Vainement, pour relever notre marine marchande de cet extraordinaire abaissement, le gouvernement lui réservera-t-il le privilège exclusif du transport des charbons pour ses bateaux à vapeur et du tabac pour ses fabriques. Vainement augmenterait-il encore la somme déjà si forte des primes qu’il accorde pour la pêche. Ce sont là de bien faibles palliatifs pour un grand mal. Toutes ces charges imposées à l’état, après tant d’autres supportées par le commerce, ne peuvent qu’étendre outre mesure, au prix des plus lourds sacrifices, la navigation réservée, qui sera toujours, quoi qu’on fasse, bien restreinte et bien chétive. Elles ne rendront pas à notre marine une part plus grande dans la navigation de concurrence, la seule qui soit susceptible d’un accroissement notable, la seule peut-être qui soit digne de considération, parce qu’elle ne fait pas acheter trop cher les services qu’elle rend.

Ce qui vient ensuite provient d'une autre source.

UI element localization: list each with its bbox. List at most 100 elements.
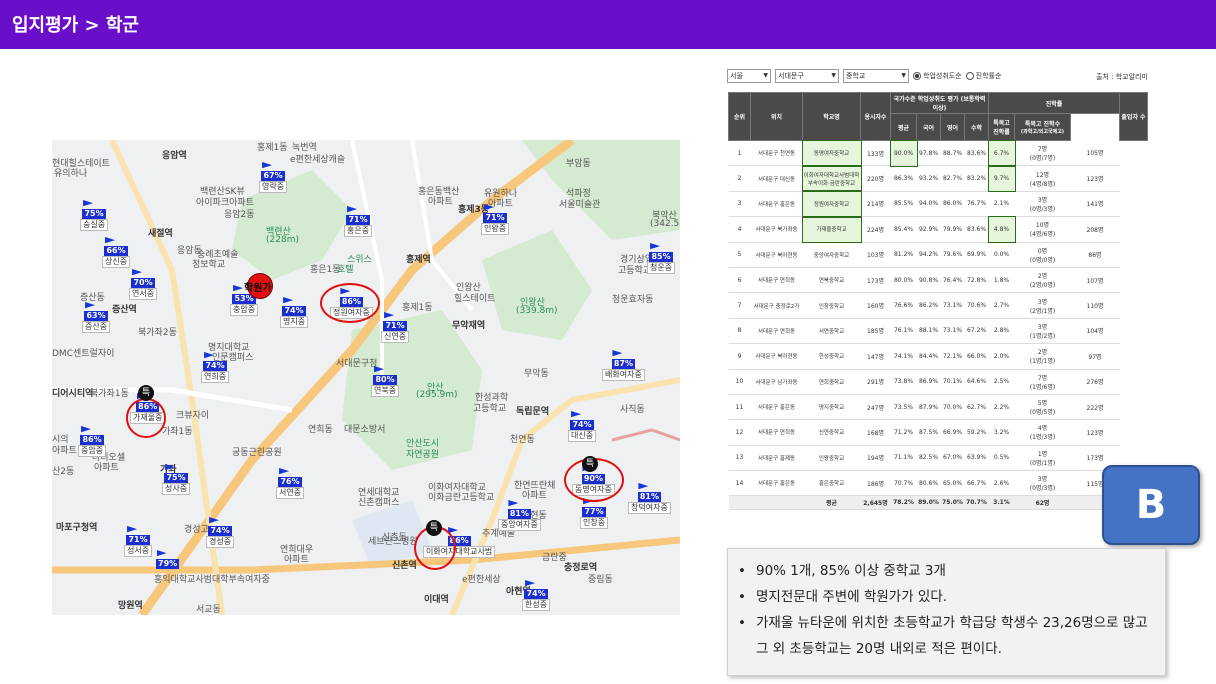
school-marker[interactable]: 81% 중앙여자중 <box>498 500 541 531</box>
table-cell: 73.5% <box>890 394 917 421</box>
table-cell: 7명 (0명/7명) <box>1014 140 1071 167</box>
table-cell: 94.0% <box>916 191 941 218</box>
school-marker[interactable]: 75% 성사중 <box>162 464 191 495</box>
school-district-map[interactable]: 홍제1동 녹번역 e편한세상캐슬 응암역 부암동 현대힐스테이트 유의하나 백련산SK뷰 아이파… <box>52 140 680 615</box>
map-place-label: 세브란스병원 <box>368 537 418 547</box>
table-cell: 9.7% <box>987 164 1016 193</box>
highlight-ring-gajaeul <box>126 398 166 438</box>
special-count-value: 7명 <box>1037 374 1048 382</box>
school-marker[interactable]: 70% 연서중 <box>129 269 158 300</box>
school-marker[interactable]: 63% 증산중 <box>82 302 111 333</box>
school-marker[interactable]: 67% 영락중 <box>259 162 288 193</box>
table-cell: 12 <box>728 419 751 446</box>
school-marker[interactable]: 75% 숭실중 <box>80 200 109 231</box>
table-cell: 71.2% <box>890 419 917 446</box>
special-count-breakdown: (1명/2명) <box>1029 332 1056 340</box>
table-cell: 85.4% <box>890 216 917 243</box>
district-select[interactable]: 서대문구 ▼ <box>775 69 839 83</box>
table-cell: 3명 (0명/3명) <box>1014 470 1071 497</box>
table-cell: 2.8% <box>988 318 1015 345</box>
flag-icon <box>262 162 273 169</box>
school-marker[interactable]: 79% <box>156 550 180 569</box>
table-cell: 247명 <box>860 394 891 421</box>
map-place-label: 정보학교 <box>192 260 226 270</box>
school-marker[interactable]: 71% 인왕중 <box>481 204 510 235</box>
school-marker[interactable]: 66% 상신중 <box>102 237 131 268</box>
school-marker[interactable]: 71% 홍은중 <box>344 206 373 237</box>
school-marker[interactable]: 74% 한성중 <box>522 580 551 611</box>
col-special-count: 특목고 진학수 (과학고/외고국제고) <box>1014 113 1071 141</box>
table-cell: 64.6% <box>964 369 989 395</box>
school-marker-name: 중앙여자중 <box>498 519 541 531</box>
special-count-breakdown: (4명/8명) <box>1029 180 1056 188</box>
table-cell: 중앙여자중학교 <box>802 242 861 268</box>
school-marker[interactable]: 74% 대신중 <box>568 411 597 442</box>
special-count-breakdown: (0명/5명) <box>1029 409 1056 417</box>
table-cell: 서대문구 대신동 <box>750 165 803 192</box>
table-cell: 서대문구 홍제동 <box>750 445 803 472</box>
special-count-value: 7명 <box>1037 146 1048 154</box>
table-row: 4 서대문구 북가좌동 가재울중학교 224명 85.4% 92.9% 79.9% 83.6%… <box>728 215 1148 244</box>
table-cell: 86.9% <box>916 369 941 395</box>
sort-by-achievement-radio[interactable]: 학업성취도순 <box>913 71 962 81</box>
filter-bar: 서울 ▼ 서대문구 ▼ 중학교 ▼ 학업성취도순 진학률순 <box>727 69 1001 83</box>
special-count-breakdown: (0명/0명) <box>1029 256 1056 264</box>
school-marker[interactable]: 74% 경성중 <box>206 517 235 548</box>
school-marker[interactable]: 80% 연북중 <box>371 366 400 397</box>
school-marker[interactable]: 71% 성서중 <box>124 526 153 557</box>
map-place-label: 유의하나 <box>54 169 88 179</box>
special-tag-icon: 특 <box>426 520 442 536</box>
table-average-row: 평균 2,645명 78.2% 89.0% 75.0% 70.7% 3.1% 62명 <box>728 495 1148 511</box>
table-row: 9 서대문구 북아현동 한성중학교 147명 74.1% 84.4% 72.1% 66.0% 2… <box>728 343 1148 370</box>
level-select[interactable]: 중학교 ▼ <box>843 69 909 83</box>
table-cell: 한성중학교 <box>802 343 861 370</box>
school-marker-percent: 79% <box>156 559 180 569</box>
table-cell: 평균 <box>802 495 861 511</box>
table-cell: 147명 <box>860 343 891 370</box>
school-marker-name: 성사중 <box>162 483 191 495</box>
map-place-label: 자연공원 <box>406 450 440 460</box>
note-item: 가재울 뉴타운에 위치한 초등학교가 학급당 학생수 23,26명으로 많고 그… <box>734 610 1155 662</box>
note-item: 명지전문대 주변에 학원가가 있다. <box>734 584 1155 610</box>
table-cell: 87.9% <box>916 394 941 421</box>
chevron-down-icon: ▼ <box>763 72 768 79</box>
school-marker[interactable]: 71% 신연중 <box>381 312 410 343</box>
special-count-breakdown: (1명/1명) <box>1029 358 1056 366</box>
table-cell: 208명 <box>1070 216 1120 243</box>
special-tag-icon: 특 <box>138 385 154 401</box>
map-place-label: 독립문역 <box>516 407 550 417</box>
school-marker-percent: 74% <box>208 526 232 536</box>
flag-icon <box>165 464 176 471</box>
school-marker[interactable]: 86% 중암중 <box>78 426 107 457</box>
table-cell: 71.1% <box>890 445 917 472</box>
school-marker[interactable]: 77% 인창중 <box>580 498 609 529</box>
table-cell: 서대문구 홍은동 <box>750 394 803 421</box>
table-cell: 107명 <box>1070 267 1120 294</box>
table-cell: 70.6% <box>964 292 989 319</box>
school-marker[interactable]: 76% 서연중 <box>276 468 305 499</box>
map-place-label: 북가좌2동 <box>138 328 177 338</box>
table-cell: 81.2% <box>890 242 917 268</box>
school-ranking-table: 순위 위치 학교명 응시자수 국가수준 학업성취도 평가 (보통학력이상) 진학… <box>728 92 1148 511</box>
map-place-label: 부암동 <box>566 159 591 169</box>
school-marker[interactable]: 81% 창덕여자중 <box>628 483 671 514</box>
map-place-label: 홍제역 <box>406 255 431 265</box>
city-select[interactable]: 서울 ▼ <box>727 69 771 83</box>
rail-line <box>611 428 680 442</box>
school-marker[interactable]: 87% 배화여자중 <box>602 350 645 381</box>
school-marker-name: 대신중 <box>568 430 597 442</box>
school-marker[interactable]: 74% 명지중 <box>280 297 309 328</box>
map-place-label: 사직동 <box>620 405 645 415</box>
school-marker-percent: 76% <box>278 477 302 487</box>
table-cell: 80.6% <box>916 470 941 497</box>
school-marker[interactable]: 85% 청운중 <box>647 243 676 274</box>
map-place-label: 망원역 <box>118 601 143 611</box>
map-place-label: (228m) <box>266 235 299 245</box>
table-cell: 8 <box>728 318 751 345</box>
flag-icon <box>279 468 290 475</box>
sort-by-advancement-radio[interactable]: 진학률순 <box>965 71 1001 81</box>
special-count-breakdown: (0명/3명) <box>1029 205 1056 213</box>
school-marker-percent: 66% <box>104 246 128 256</box>
school-marker[interactable]: 74% 연희중 <box>201 352 230 383</box>
school-marker-name: 배화여자중 <box>602 369 645 381</box>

Nous avons vu que le commerce extérieur de la France s’accroît tous les ans : c’est le résultat naturel et nécessaire du travail incessant auquel une active population se livre, et de la paix féconde dont toute l’Europe jouit. Il s’en faut bien cependant que ce commerce réponde aux besoins d’un pays tel que le nôtre. Avec son immense population, avec les ressources si variées et si riches de son industrie et de son territoire, la France devrait aspirer dès à présent à égaler, sinon à surpasser tous les pays du monde ; car quel autre réunit à un plus haut degré dans son sein tous les élémens de la grandeur ? Au lieu de cela, elle reste fort loin des États-Unis et de l’Angleterre, les seuls pays auxquels on doive actuellement la comparer, et les progrès qu’elle fait, bien que réels et sensibles, ne sont pas assez grands pour diminuer l’avance qu’ils ont sur elle.

Notre commerce extérieur est en outre mal ordonné dans son ensemble.